Now to define our test statistic:

```
subtractMeans = function(a, b){ return (mean(a) - mean(b))}
```

Perform the test:

```
result = permutationTest(vec1, vec2, subtractMeans)
```

Calculate our actual observed mean difference:

```
observedMeanDifference = subtractMeans(vec1, vec2)
```

Let's see what our observation looks like on a histogram of our test statistic.

```
hist(result)
abline(v=observedMeanDifference, col = "blue")
```

It doesn't **look** like our observed result is very likely to occur by random chance...

We want to calculate the p-value, the likeliehood of the original observed result if their is no relationship between the two variables.

```
pValue = 2*mean(result >= (observedMeanDifference))
```

Let's break that down a bit:

```
result >= (observedMeanDifference)
```

Will create a boolean vector, like:

```
FALSE TRUE FALSE FALSE TRUE FALSE ...
```

With `TRUE`

every time the value of `result`

is greater than or equal to the `observedMean`

.

The function `mean`

will interpret this vector as `1`

for `TRUE`

and `0`

for `FALSE`

, and give us the percentage of `1`

's in the mix, ie the number of times our shuffled vector mean difference surpassed or equalled what we observed.

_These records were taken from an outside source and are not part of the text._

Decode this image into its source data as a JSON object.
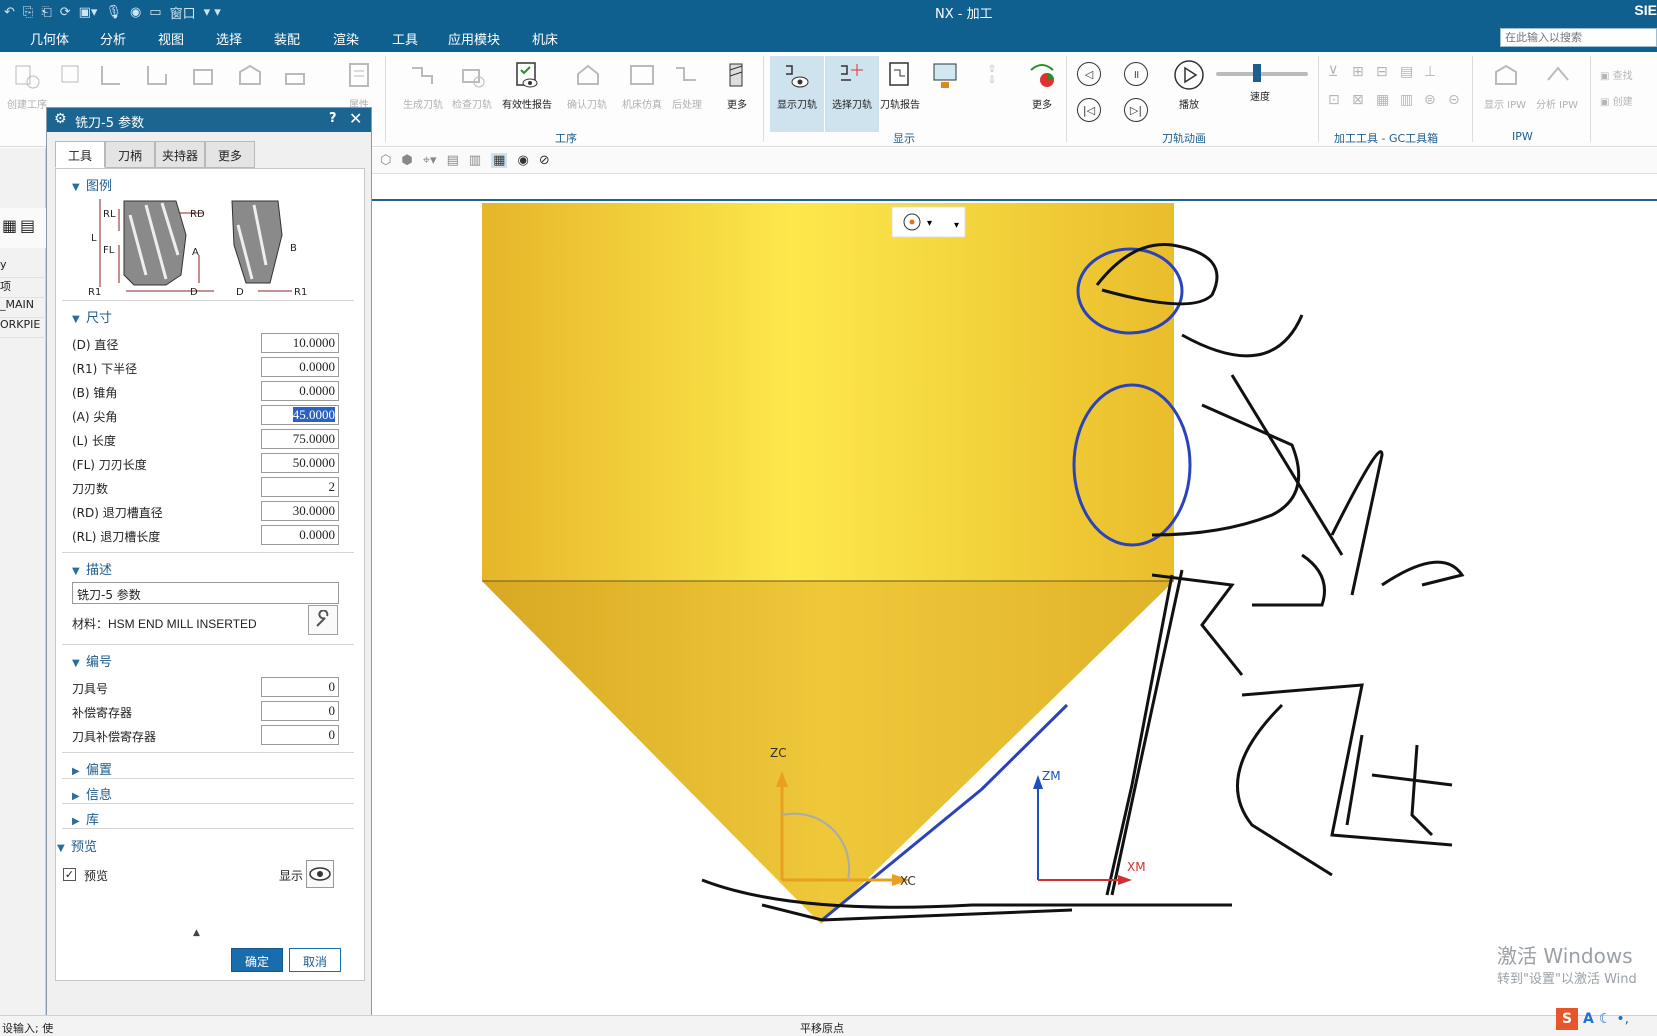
{
  "titlebar": {
    "window_menu": "窗口",
    "app_title": "NX - 加工",
    "brand": "SIE"
  },
  "menubar": {
    "items": [
      "几何体",
      "分析",
      "视图",
      "选择",
      "装配",
      "渲染",
      "工具",
      "应用模块",
      "机床"
    ],
    "search_placeholder": "在此输入以搜索"
  },
  "ribbon": {
    "left_buttons": [
      "创建工序",
      "",
      "",
      "",
      "",
      "",
      "",
      "",
      "属性"
    ],
    "ops_buttons": [
      "生成刀轨",
      "检查刀轨",
      "有效性报告",
      "确认刀轨",
      "机床仿真",
      "后处理",
      "更多"
    ],
    "ops_group": "工序",
    "display_buttons": [
      "显示刀轨",
      "选择刀轨",
      "刀轨报告",
      "更多"
    ],
    "display_group": "显示",
    "anim_buttons": [
      "播放",
      "速度"
    ],
    "anim_group": "刀轨动画",
    "gc_group": "加工工具 - GC工具箱",
    "ipw_buttons": [
      "显示 IPW",
      "分析 IPW"
    ],
    "ipw_group": "IPW",
    "right_buttons": [
      "查找",
      "创建"
    ]
  },
  "leftnav": {
    "rows": [
      "y",
      "项",
      "_MAIN",
      "ORKPIE"
    ]
  },
  "dialog": {
    "title": "铣刀-5 参数",
    "tabs": [
      "工具",
      "刀柄",
      "夹持器",
      "更多"
    ],
    "sections": {
      "legend": "图例",
      "size": "尺寸",
      "desc": "描述",
      "number": "编号",
      "offset": "偏置",
      "info": "信息",
      "library": "库",
      "preview": "预览"
    },
    "legend_labels": [
      "RL",
      "RD",
      "L",
      "FL",
      "A",
      "R1",
      "D",
      "B",
      "D",
      "R1"
    ],
    "params": [
      {
        "label": "(D) 直径",
        "value": "10.0000"
      },
      {
        "label": "(R1) 下半径",
        "value": "0.0000"
      },
      {
        "label": "(B) 锥角",
        "value": "0.0000"
      },
      {
        "label": "(A) 尖角",
        "value": "45.0000"
      },
      {
        "label": "(L) 长度",
        "value": "75.0000"
      },
      {
        "label": "(FL) 刀刃长度",
        "value": "50.0000"
      },
      {
        "label": "刀刃数",
        "value": "2"
      },
      {
        "label": "(RD) 退刀槽直径",
        "value": "30.0000"
      },
      {
        "label": "(RL) 退刀槽长度",
        "value": "0.0000"
      }
    ],
    "description_value": "铣刀-5 参数",
    "material": "材料：HSM END MILL INSERTED",
    "numbers": [
      {
        "label": "刀具号",
        "value": "0"
      },
      {
        "label": "补偿寄存器",
        "value": "0"
      },
      {
        "label": "刀具补偿寄存器",
        "value": "0"
      }
    ],
    "preview_label": "预览",
    "show_label": "显示",
    "ok": "确定",
    "cancel": "取消"
  },
  "viewport": {
    "axis_labels": {
      "zc": "ZC",
      "xc": "XC",
      "zm": "ZM",
      "xm": "XM"
    }
  },
  "status": {
    "left": "设输入; 使",
    "mid": "平移原点"
  },
  "watermark": {
    "line1": "激活 Windows",
    "line2": "转到\"设置\"以激活 Wind"
  },
  "tray": {
    "logo": "S",
    "lang": "A"
  },
  "colors": {
    "brand_blue": "#0f5f8f",
    "tool_body": "#f3cd3a",
    "ok_button": "#1a6dac"
  }
}
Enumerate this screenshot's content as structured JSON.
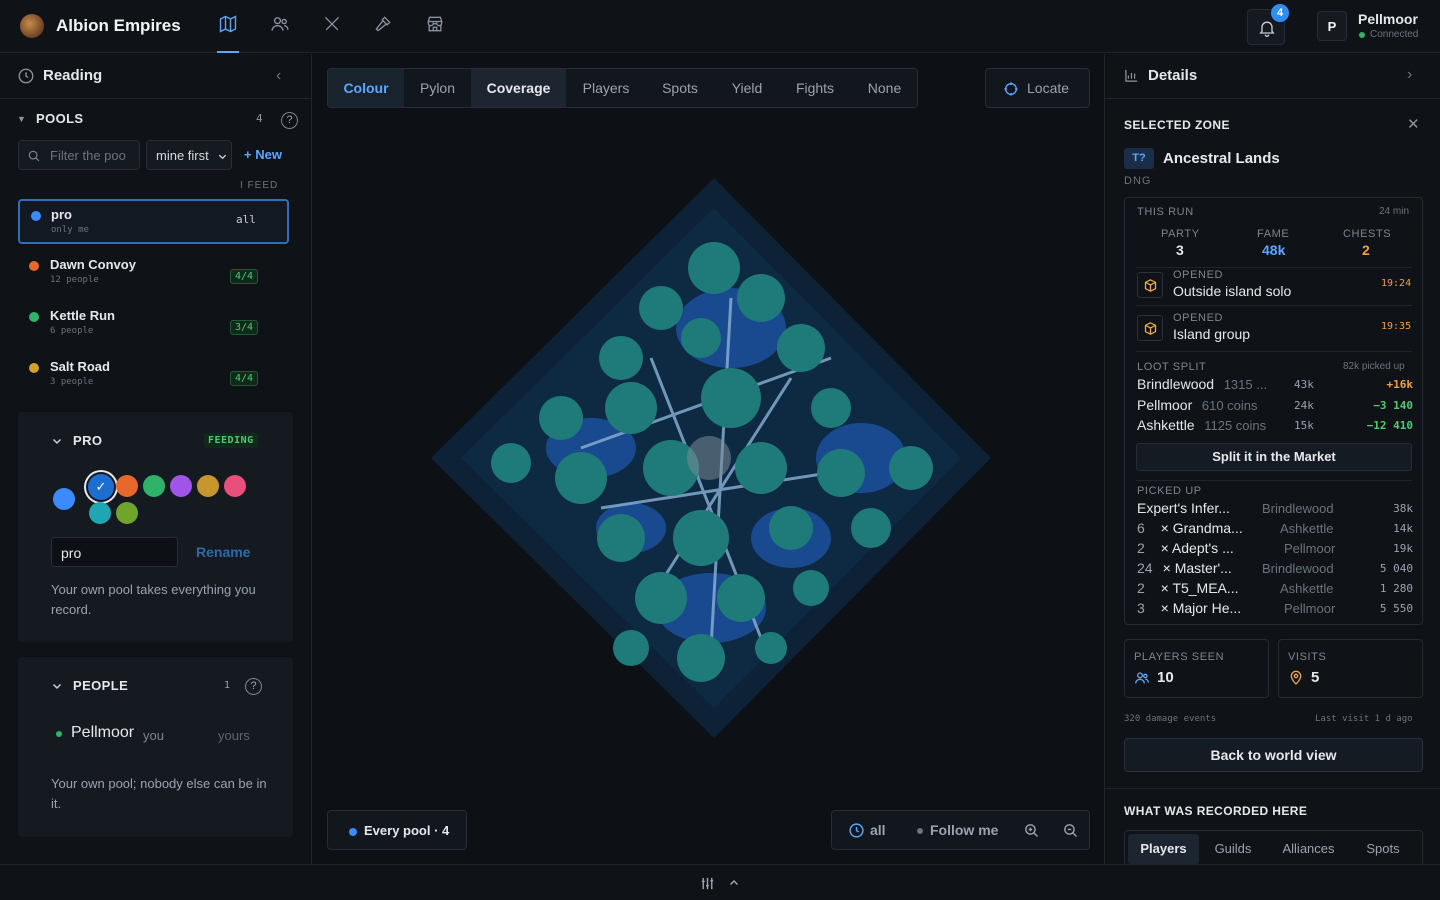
{
  "app": {
    "title": "Albion Empires"
  },
  "nav": {
    "icons": [
      "map-icon",
      "people-icon",
      "swords-icon",
      "hammer-icon",
      "store-icon"
    ]
  },
  "user": {
    "initial": "P",
    "name": "Pellmoor",
    "status": "Connected",
    "notifications": "4"
  },
  "left": {
    "title": "Reading",
    "pools": {
      "header": "POOLS",
      "count": "4",
      "filter_placeholder": "Filter the poo",
      "sort": "mine first",
      "new_label": "New",
      "feed_label": "I FEED",
      "items": [
        {
          "name": "pro",
          "sub": "only me",
          "tag": "all",
          "color": "#3b8bff"
        },
        {
          "name": "Dawn Convoy",
          "sub": "12 people",
          "tag": "4/4",
          "color": "#e8672c"
        },
        {
          "name": "Kettle Run",
          "sub": "6 people",
          "tag": "3/4",
          "color": "#2fb36a"
        },
        {
          "name": "Salt Road",
          "sub": "3 people",
          "tag": "4/4",
          "color": "#d3a12a"
        }
      ]
    },
    "pro": {
      "title": "PRO",
      "badge": "FEEDING",
      "name_value": "pro",
      "rename": "Rename",
      "description": "Your own pool takes everything you record.",
      "colors": [
        "#3b8bff",
        "#1c6fd1",
        "#e8672c",
        "#2fb36a",
        "#a155e8",
        "#c7962e",
        "#e84f7a",
        "#1ea6b5",
        "#6fa52a"
      ]
    },
    "people": {
      "title": "PEOPLE",
      "count": "1",
      "member": "Pellmoor",
      "you": "you",
      "yours": "yours",
      "description": "Your own pool; nobody else can be in it."
    }
  },
  "map": {
    "layers": [
      "Colour",
      "Pylon",
      "Coverage",
      "Players",
      "Spots",
      "Yield",
      "Fights",
      "None"
    ],
    "selected_layer": "Colour",
    "active_layer": "Coverage",
    "locate": "Locate",
    "pool_filter": "Every pool · 4",
    "time": "all",
    "follow": "Follow me"
  },
  "details": {
    "title": "Details",
    "selected_zone_label": "SELECTED ZONE",
    "tier": "T?",
    "zone_name": "Ancestral Lands",
    "zone_type": "DNG",
    "run": {
      "label": "THIS RUN",
      "duration": "24 min",
      "party_label": "PARTY",
      "party": "3",
      "fame_label": "FAME",
      "fame": "48k",
      "chests_label": "CHESTS",
      "chests": "2",
      "opened": [
        {
          "label": "OPENED",
          "name": "Outside island solo",
          "time": "19:24"
        },
        {
          "label": "OPENED",
          "name": "Island group",
          "time": "19:35"
        }
      ]
    },
    "loot": {
      "label": "LOOT SPLIT",
      "picked_total": "82k picked up",
      "rows": [
        {
          "name": "Brindlewood",
          "coins": "1315 ...",
          "value": "43k",
          "delta": "+16k",
          "delta_color": "#f0a23a"
        },
        {
          "name": "Pellmoor",
          "coins": "610 coins",
          "value": "24k",
          "delta": "−3 140",
          "delta_color": "#4ccb72"
        },
        {
          "name": "Ashkettle",
          "coins": "1125 coins",
          "value": "15k",
          "delta": "−12 410",
          "delta_color": "#4ccb72"
        }
      ],
      "split_button": "Split it in the Market"
    },
    "picked": {
      "label": "PICKED UP",
      "rows": [
        {
          "qty": "",
          "item": "Expert's Infer...",
          "who": "Brindlewood",
          "value": "38k"
        },
        {
          "qty": "6",
          "item": "× Grandma...",
          "who": "Ashkettle",
          "value": "14k"
        },
        {
          "qty": "2",
          "item": "× Adept's ...",
          "who": "Pellmoor",
          "value": "19k"
        },
        {
          "qty": "24",
          "item": "× Master'...",
          "who": "Brindlewood",
          "value": "5 040"
        },
        {
          "qty": "2",
          "item": "× T5_MEA...",
          "who": "Ashkettle",
          "value": "1 280"
        },
        {
          "qty": "3",
          "item": "× Major He...",
          "who": "Pellmoor",
          "value": "5 550"
        }
      ]
    },
    "players_seen_label": "PLAYERS SEEN",
    "players_seen": "10",
    "visits_label": "VISITS",
    "visits": "5",
    "damage_events": "320 damage events",
    "last_visit": "Last visit 1 d ago",
    "back_button": "Back to world view",
    "recorded_label": "WHAT WAS RECORDED HERE",
    "recorded_tabs": [
      "Players",
      "Guilds",
      "Alliances",
      "Spots"
    ]
  }
}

Finally, we multiply by 2 because the distribution of our test statistic is highly symmetric, and we really want to know which results are "more extreme" than our observed result.

All that's left is to output the p-value, which turns out to be `0.06093939`

. Interpretation of this value is subjective, but I would say that it looks like Vitamin C promotes tooth growth quite a lot more than Orange Juice does.